Мишель Шово - Повседневная жизнь Египта во времена Клеопатры
36. Больше всех боялся этого Сосибий, и вот по какой причине: в то время, как шла речь об умерщвлении Магаса и Береники[41], они опасались, что замысел может не удаться, больше всего благодаря решимости Береники, а потому вынуждены были подкупать всех придворных лестью и обещаниями наград, если дело кончится благополучно. Принимая в соображение, что Клеомен нуждается в помощи царя, что, с другой стороны, он — человек умный и умудренный опытом, Сосибий старался задобрить его щедрыми обещаниями и посвятил его в свои замыслы. Клеомен видел, в какой тревоге пребывает Сосибий и как он больше всего боится иноземцев и наемников, и успокаивал его уверениями, что наемники не будут мешать ему, напротив, помогут еще. Обещание это сильно удивило Сосибия. Тогда Клеомен сказал: «Разве ты не видишь, что тысячи три иноземцев пелопоннесцы и почти тысяча — критяне? Одно мое мановение, и все они готовы к услугам. Раз они будут с тобой, кого тебе бояться? Быть может, — сказал он, — сириян и карийцев?»
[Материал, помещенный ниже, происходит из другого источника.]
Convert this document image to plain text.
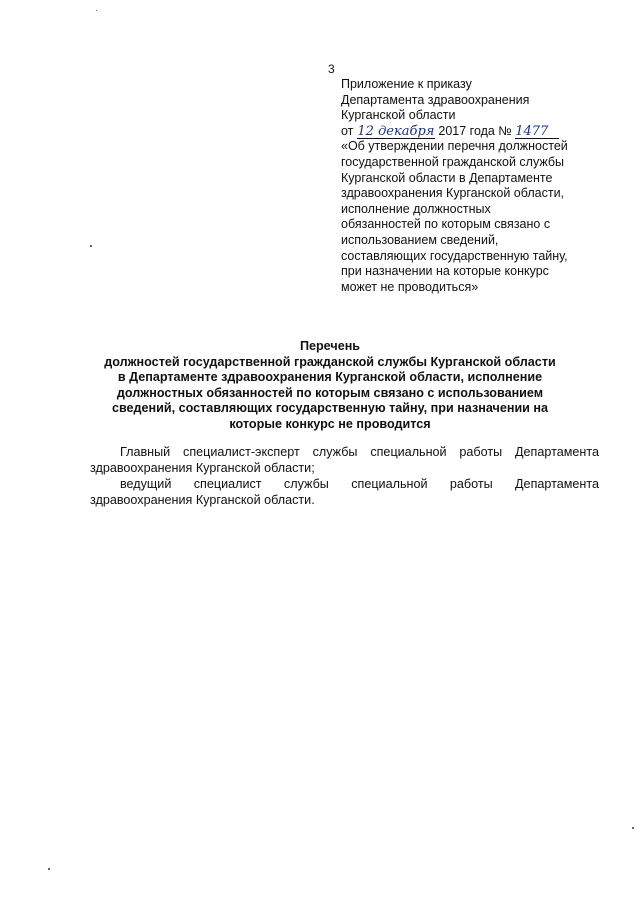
3
Приложение к приказу
Департамента здравоохранения
Курганской области
от 12 декабря 2017 года № 1477
«Об утверждении перечня должностей
государственной гражданской службы
Курганской области в Департаменте
здравоохранения Курганской области,
исполнение должностных
обязанностей по которым связано с
использованием сведений,
составляющих государственную тайну,
при назначении на которые конкурс
может не проводиться»
Перечень
должностей государственной гражданской службы Курганской области
в Департаменте здравоохранения Курганской области, исполнение
должностных обязанностей по которым связано с использованием
сведений, составляющих государственную тайну, при назначении на
которые конкурс не проводится

Главный специалист-эксперт службы специальной работы Департамента здравоохранения Курганской области;

ведущий специалист службы специальной работы Департамента здравоохранения Курганской области.
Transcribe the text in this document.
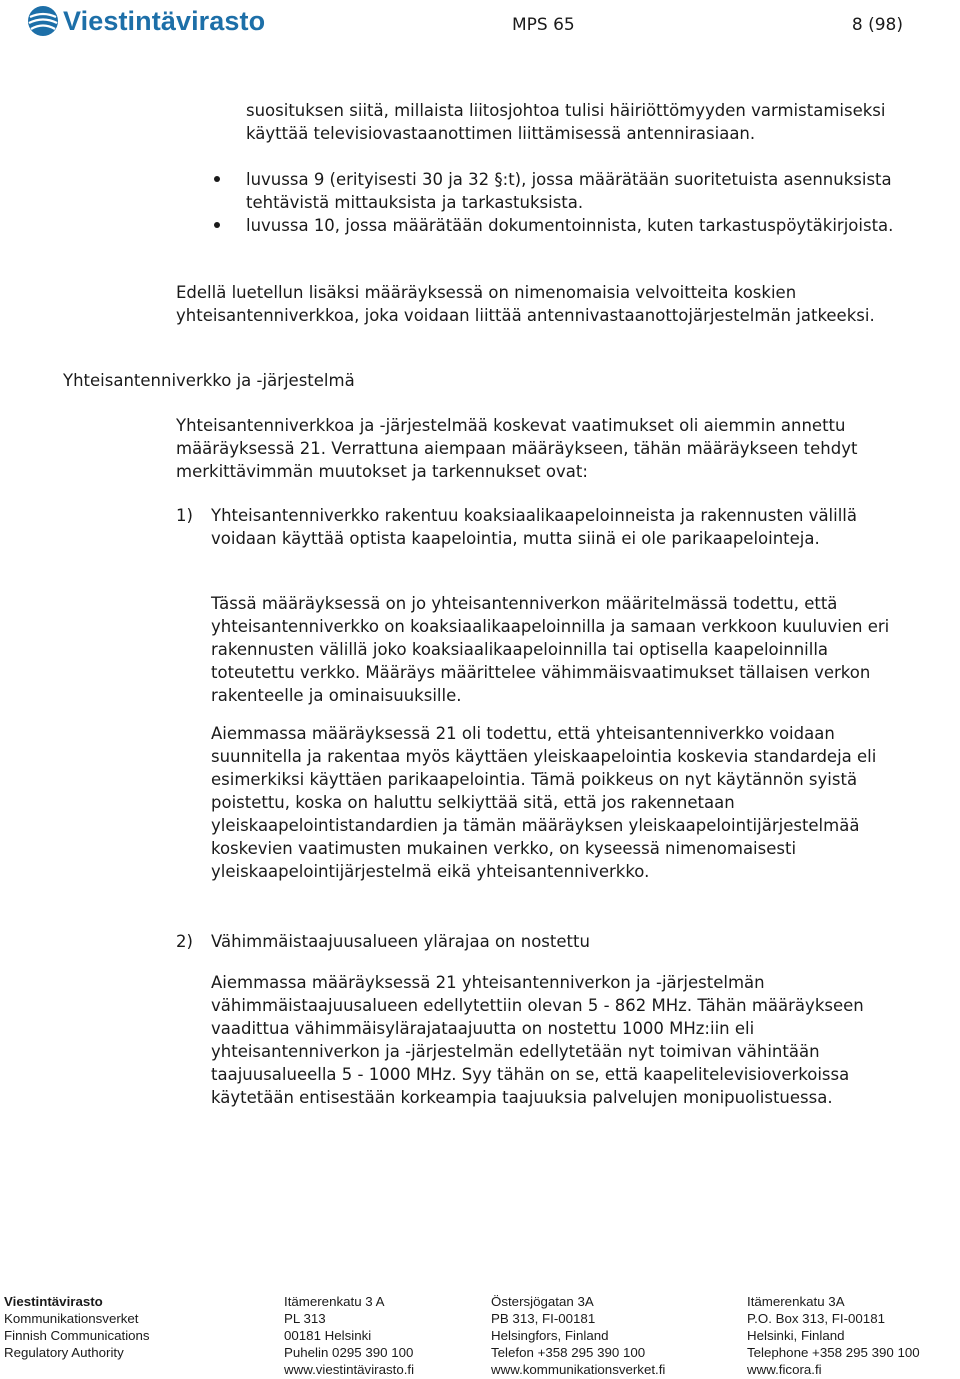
Viestintävirasto	MPS 65	8 (98)
suosituksen siitä, millaista liitosjohtoa tulisi häiriöttömyyden varmistamiseksi käyttää televisiovastaanottimen liittämisessä antennirasiaan.
luvussa 9 (erityisesti 30 ja 32 §:t), jossa määrätään suoritetuista asennuksista tehtävistä mittauksista ja tarkastuksista.
luvussa 10, jossa määrätään dokumentoinnista, kuten tarkastuspöytäkirjoista.
Edellä luetellun lisäksi määräyksessä on nimenomaisia velvoitteita koskien yhteisantenniverkkoa, joka voidaan liittää antennivastaanottojärjestelmän jatkeeksi.
Yhteisantenniverkko ja -järjestelmä
Yhteisantenniverkkoa ja -järjestelmää koskevat vaatimukset oli aiemmin annettu määräyksessä 21. Verrattuna aiempaan määräykseen, tähän määräykseen tehdyt merkittävimmän muutokset ja tarkennukset ovat:
1) Yhteisantenniverkko rakentuu koaksiaalikaapeloinneista ja rakennusten välillä voidaan käyttää optista kaapelointia, mutta siinä ei ole parikaapelointeja.
Tässä määräyksessä on jo yhteisantenniverkon määritelmässä todettu, että yhteisantenniverkko on koaksiaalikaapeloinnilla ja samaan verkkoon kuuluvien eri rakennusten välillä joko koaksiaalikaapeloinnilla tai optisella kaapeloinnilla toteutettu verkko. Määräys määrittelee vähimmäisvaatimukset tällaisen verkon rakenteelle ja ominaisuuksille.
Aiemmassa määräyksessä 21 oli todettu, että yhteisantenniverkko voidaan suunnitella ja rakentaa myös käyttäen yleiskaapelointia koskevia standardeja eli esimerkiksi käyttäen parikaapelointia. Tämä poikkeus on nyt käytännön syistä poistettu, koska on haluttu selkiyttää sitä, että jos rakennetaan yleiskaapelointistandardien ja tämän määräyksen yleiskaapelointijärjestelmää koskevien vaatimusten mukainen verkko, on kyseessä nimenomaisesti yleiskaapelointijärjestelmä eikä yhteisantenniverkko.
2) Vähimmäistaajuusalueen ylärajaa on nostettu
Aiemmassa määräyksessä 21 yhteisantenniverkon ja -järjestelmän vähimmäistaajuusalueen edellytettiin olevan 5 - 862 MHz. Tähän määräykseen vaadittua vähimmäisylärajataajuutta on nostettu 1000 MHz:iin eli yhteisantenniverkon ja -järjestelmän edellytetään nyt toimivan vähintään taajuusalueella 5 - 1000 MHz. Syy tähän on se, että kaapelitelevisioverkoissa käytetään entisestään korkeampia taajuuksia palvelujen monipuolistuessa.
Viestintävirasto
Kommunikationsverket
Finnish Communications
Regulatory Authority
Itämerenkatu 3 A
PL 313
00181 Helsinki
Puhelin 0295 390 100
www.viestintävirasto.fi
Östersjögatan 3A
PB 313, FI-00181
Helsingfors, Finland
Telefon +358 295 390 100
www.kommunikationsverket.fi
Itämerenkatu 3A
P.O. Box 313, FI-00181
Helsinki, Finland
Telephone +358 295 390 100
www.ficora.fi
Сосибию приятно было слышать это, и он с удвоенным рвением повел дело против Береники. Впоследствии при виде беспечности царя ему всегда припоминались эти слова и перед глазами его носились отвага Клеомена и привязанность к нему иноземцев. Вот почему теперь он больше всего внушал царю и наперсникам его, что, пока еще есть время, необходимо схватить Клеомена и заключить в тюрьму.
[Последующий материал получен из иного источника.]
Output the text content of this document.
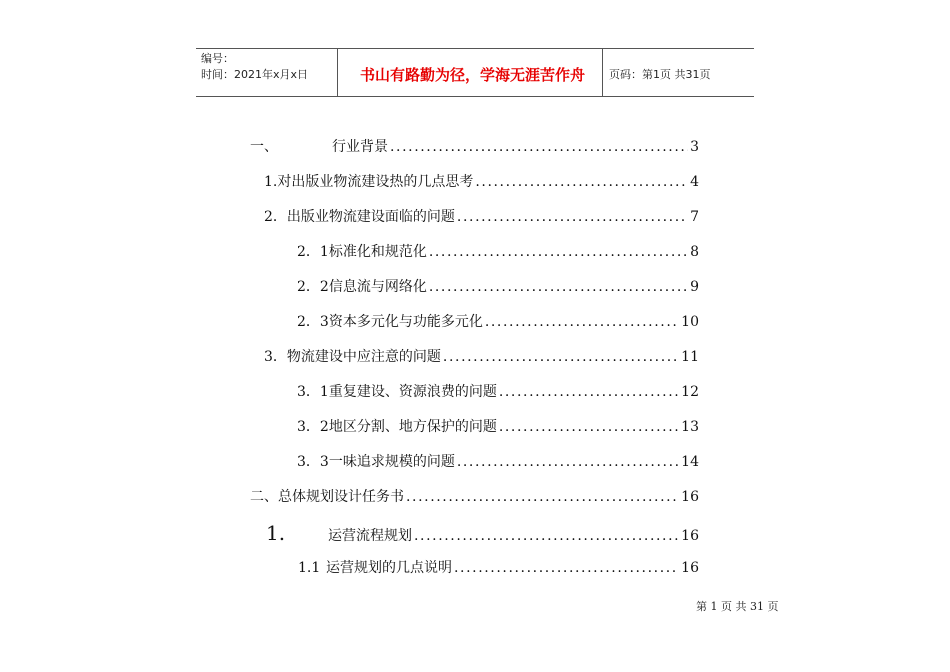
编号：
时间：2021年x月x日	书山有路勤为径，学海无涯苦作舟	页码：第1页 共31页
一、	行业背景 .....	3
1. 对出版业物流建设热的几点思考 .....	4
2． 出版业物流建设面临的问题 .....	7
2．1 标准化和规范化 .....	8
2．2 信息流与网络化 .....	9
2．3 资本多元化与功能多元化 .....	10
3． 物流建设中应注意的问题 .....	11
3．1 重复建设、资源浪费的问题 .....	12
3．2 地区分割、地方保护的问题 .....	13
3．3 一味追求规模的问题 .....	14
二、 总体规划设计任务书 .....	16
1.	运营流程规划 .....	16
1.1 运营规划的几点说明 .....	16
第 1 页 共 31 页
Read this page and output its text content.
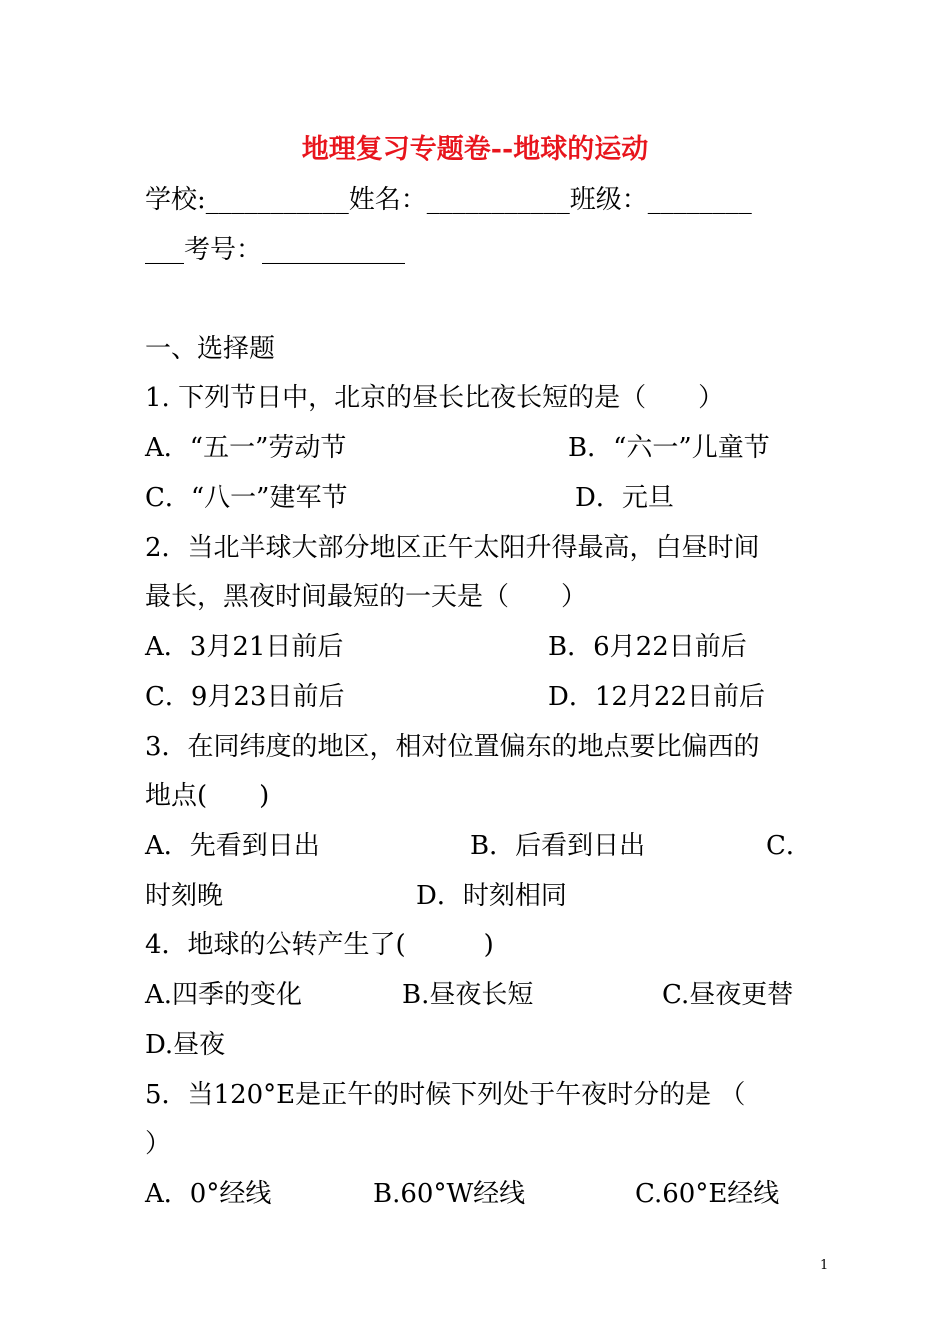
地理复习专题卷--地球的运动
学校:___________姓名：___________班级：________
___考号：___________
一、选择题
1. 下列节日中，北京的昼长比夜长短的是（　　）
A．“五一”劳动节	B．“六一”儿童节
C．“八一”建军节	D．元旦
2．当北半球大部分地区正午太阳升得最高，白昼时间
最长，黑夜时间最短的一天是（　　）
A．3月21日前后	B．6月22日前后
C．9月23日前后	D．12月22日前后
3．在同纬度的地区，相对位置偏东的地点要比偏西的
地点(　　)
A．先看到日出	B．后看到日出	C．
时刻晚	D．时刻相同
4．地球的公转产生了(　　　)
A.四季的变化	B.昼夜长短	C.昼夜更替
D.昼夜
5．当120°E是正午的时候下列处于午夜时分的是 （
）
A．0°经线	B.60°W经线	C.60°E经线
1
37. Исполнению этого замысла помогло следующее обстоятельство: был некий мессенец Никагора. По наследству от предков он был проксеном[42] лакедемонского царя Архидама. В прежнее время лица эти сносились друг с другом изредка. Но когда Архидам из страха перед Клеоменом бежал из Спарты и удалился в Мессению, Никагора не только радушно принял его в своем доме и удовлетворял все нужды его, но дальнейшее общение привело их к тесной дружбе и единомыслию. Поэтому впоследствии, когда Клеомен заронил в душе Архидама надежду на возвращение в Лакедемон и примирение, Никагора принял на себя посредничество по заключению договора между ними с обоюдными обязательствами. Когда условия были приняты, Архидам возвратился в Спарту, полагаясь на заключенный при посредстве Никагоры договор. Клеомен вышел навстречу ему, самого Архидама убил, но пощадил Никагору и прочих спутников царя. Для посторонних Никагора делал вид, будто за свое спасение чувствует признательность к Клеомену, но в душе он скорбел о случившемся, ибо почитал себя виновником гибели царя. Незадолго до описываемых нами событий Никагора прибыл с лошадьми в Александрию. При высадке с корабля он повстречался с Клеоменом, Пантеем и вместе с ними с Гиппитой; они гуляли в гавани по плотине. При виде Никагоры Клеомен подошел к нему, ласково приветствовал и расспрашивал, что привело его в Александрию. Тот отвечал, что привез лошадей. Тогда Клеомен сказал: «Как бы хорошо было, если бы вместо лошадей ты привез с собой любовников и арфисток: теперешний царь занят этим всецело». В то время Никагора рассмеялся и замолчал; несколько дней спустя, ближе познакомившись с Сосибием по делу о лошадях, он передал ему только что приведенные слова Клеомена; а когда заметил, что Сосибий слушает его с удовольствием, Никагора рассказал все о давней неприязни своей к Клеомену.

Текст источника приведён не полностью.